Zapping Zone (Proposals for Imaginary Television) (1990-1994) Photo Georges Meguerditchian
Zapping Zone imagines a televisual realm in which digital interaction becomes structured by, and informative of, the personal mythologies of the user, inferred with low-fi ‘90s graphics, advertising, politics and loads of flashing, gaudy colours. This is a currency that resonates with a great deal of contemporary post internet art, however, while the latter often (somewhat conservatively) uses digital culture as little more than a limited code of aesthetics, Marker engages in the zapping zone as provocative and propositional, imagining subjectivities emerging through, and expanded by, television. This is curated in conversation with the essay film Les Statues Meurent Aussi (Statues Also Die) from 1953. Co-directed with Alain Resnais, the film won the 1954 Prix Jean Vigo and is a challenging exploration of the appropriation and misinterpretation of African culture by colonial powers and Western art and design from the 19th Century up to the time when the film was made.
In relation to Zapping Zone, this work explores the subsuming and revising of mythologies and subjectivity from a very different position of privilege. The eponymous statues die robbed of the identity, mystery and magic with which they were once imbued. The film is a sharp critique of Empire and the rhetoric (more prevalent at the time) concerning the so-called benefits of colonialism to the nations that were once occupied. The anti-colonialist sprit of this unflinching polemic resulted in the film being heavily edited in France, the original being banned for over a decade and not shown there until 1968.

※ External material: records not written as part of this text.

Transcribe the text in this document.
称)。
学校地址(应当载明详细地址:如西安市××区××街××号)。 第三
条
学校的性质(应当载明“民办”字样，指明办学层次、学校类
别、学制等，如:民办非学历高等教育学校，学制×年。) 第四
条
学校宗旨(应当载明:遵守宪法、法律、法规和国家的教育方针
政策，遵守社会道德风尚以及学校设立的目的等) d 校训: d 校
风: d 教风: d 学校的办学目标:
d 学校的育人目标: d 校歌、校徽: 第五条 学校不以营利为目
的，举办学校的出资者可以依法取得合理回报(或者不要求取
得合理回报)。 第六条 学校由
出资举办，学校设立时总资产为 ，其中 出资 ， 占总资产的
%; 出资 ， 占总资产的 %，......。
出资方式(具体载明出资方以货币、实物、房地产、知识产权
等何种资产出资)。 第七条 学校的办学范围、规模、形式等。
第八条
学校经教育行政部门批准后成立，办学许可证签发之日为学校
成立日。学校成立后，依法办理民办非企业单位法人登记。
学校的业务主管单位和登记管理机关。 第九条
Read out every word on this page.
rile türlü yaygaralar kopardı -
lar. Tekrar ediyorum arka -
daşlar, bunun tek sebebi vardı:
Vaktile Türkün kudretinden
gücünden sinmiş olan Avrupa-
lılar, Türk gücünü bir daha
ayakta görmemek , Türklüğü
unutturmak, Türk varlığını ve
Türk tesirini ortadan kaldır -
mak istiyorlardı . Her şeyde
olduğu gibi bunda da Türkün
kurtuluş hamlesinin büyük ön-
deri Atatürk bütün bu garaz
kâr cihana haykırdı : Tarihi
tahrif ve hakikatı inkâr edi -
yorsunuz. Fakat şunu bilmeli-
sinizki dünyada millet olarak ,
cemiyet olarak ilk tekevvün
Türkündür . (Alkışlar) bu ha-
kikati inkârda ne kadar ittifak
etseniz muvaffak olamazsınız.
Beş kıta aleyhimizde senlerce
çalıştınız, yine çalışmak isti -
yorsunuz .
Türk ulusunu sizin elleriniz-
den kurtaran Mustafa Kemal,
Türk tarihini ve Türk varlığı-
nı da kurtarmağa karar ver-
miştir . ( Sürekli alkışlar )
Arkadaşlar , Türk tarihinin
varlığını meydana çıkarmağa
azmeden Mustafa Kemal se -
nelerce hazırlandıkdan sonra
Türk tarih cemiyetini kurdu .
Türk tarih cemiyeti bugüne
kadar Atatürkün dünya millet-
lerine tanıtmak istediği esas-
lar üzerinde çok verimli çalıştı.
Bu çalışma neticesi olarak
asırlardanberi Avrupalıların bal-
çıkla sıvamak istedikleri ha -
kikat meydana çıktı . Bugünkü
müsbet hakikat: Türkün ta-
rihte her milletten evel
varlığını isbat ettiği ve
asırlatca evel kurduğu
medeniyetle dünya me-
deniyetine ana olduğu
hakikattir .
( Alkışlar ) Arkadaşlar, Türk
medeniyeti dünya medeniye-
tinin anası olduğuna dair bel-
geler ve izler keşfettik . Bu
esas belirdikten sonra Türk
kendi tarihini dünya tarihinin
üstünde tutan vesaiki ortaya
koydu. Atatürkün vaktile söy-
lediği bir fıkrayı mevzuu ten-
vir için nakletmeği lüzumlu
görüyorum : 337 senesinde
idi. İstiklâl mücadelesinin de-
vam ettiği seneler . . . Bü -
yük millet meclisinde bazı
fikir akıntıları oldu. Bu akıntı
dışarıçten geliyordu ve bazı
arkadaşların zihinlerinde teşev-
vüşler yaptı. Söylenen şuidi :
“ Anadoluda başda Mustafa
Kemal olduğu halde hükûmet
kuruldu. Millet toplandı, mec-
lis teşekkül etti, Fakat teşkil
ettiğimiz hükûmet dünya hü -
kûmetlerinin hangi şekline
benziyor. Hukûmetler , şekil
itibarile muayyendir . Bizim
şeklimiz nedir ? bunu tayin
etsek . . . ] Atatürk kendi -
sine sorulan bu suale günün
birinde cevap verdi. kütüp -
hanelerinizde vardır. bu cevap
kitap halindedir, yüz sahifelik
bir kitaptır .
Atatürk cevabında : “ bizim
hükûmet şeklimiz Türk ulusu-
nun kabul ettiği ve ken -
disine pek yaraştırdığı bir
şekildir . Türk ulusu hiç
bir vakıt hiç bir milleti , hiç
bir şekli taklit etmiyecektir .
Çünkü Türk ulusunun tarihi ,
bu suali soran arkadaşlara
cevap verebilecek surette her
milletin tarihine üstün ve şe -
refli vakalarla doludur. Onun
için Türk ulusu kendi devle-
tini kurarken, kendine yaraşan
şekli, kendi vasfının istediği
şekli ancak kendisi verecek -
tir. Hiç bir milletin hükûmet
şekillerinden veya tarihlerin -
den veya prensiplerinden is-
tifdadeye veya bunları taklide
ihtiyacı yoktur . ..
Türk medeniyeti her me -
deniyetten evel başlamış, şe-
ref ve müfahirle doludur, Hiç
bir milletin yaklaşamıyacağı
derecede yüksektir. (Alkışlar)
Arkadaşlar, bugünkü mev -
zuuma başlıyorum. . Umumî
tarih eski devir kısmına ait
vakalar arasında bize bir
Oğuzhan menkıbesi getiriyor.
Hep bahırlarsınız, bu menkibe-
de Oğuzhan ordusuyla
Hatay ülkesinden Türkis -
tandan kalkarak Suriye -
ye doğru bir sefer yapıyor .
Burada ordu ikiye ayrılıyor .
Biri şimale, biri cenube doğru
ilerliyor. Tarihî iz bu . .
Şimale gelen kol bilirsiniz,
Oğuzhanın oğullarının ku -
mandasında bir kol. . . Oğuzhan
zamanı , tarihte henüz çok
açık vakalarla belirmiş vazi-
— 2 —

Le Joli Mai (1962) Courtesy La Sofra, Paris
Le Joli Mai (1963), a portrait of Paris and Parisians just after the Algerian War of Independence engaging with individuals on the street in a journey, as intimate and individual as it is political and international.
The exhibition ends with Marker’s most political work A Grin Without a Cat (1977), the work that gives this retrospective its name. The title refers to the Cheshire Cat from Alice in Wonderland, using his fugitive and illusionary nature as a metaphor for the rise and fall of new left wing politics, particularly in France and Latin America in the ’60s and ’70s. The original title was Le fond de l’air est rouge (The essence of the air is red) implying the sad failure of ‘red’ social idealism that, in the end, existed only in the air.
La Jetée (1962) Image courtesy BFI Stills Collection
The poetry and pain of failed politics and the reverence and risk in populist modes of expression and communication are recurring and sometimes co-dependent essences in the air throughout this retrospective. It’s worth walking back through the galleries to take another spin around the cat-less grin that is Marker’s oeuvre. Guillaume-en-Egypte is not the cat we thought he was; he isn’t the cat of the exhibition’s title and there is a whole other message behind his grin and his casual, colloquial enquiry. He is Marker after all, existing as an immortal motif, referring to a famous recluse’s choice of public face and is both within and without the structures of illusion and fragility, the evocations of mortality and subjectivity that hover purposefully nearby even the most hyperactive and spurting works. La Jetée twists time and space and death and our hearts towards its famous grin-less cat of a conclusion and Guillaume is outside that room too, asking again, benignly:“Wanna know more?”
In Marker’s turbulent, shifting, mesmerising practice, more is never enough.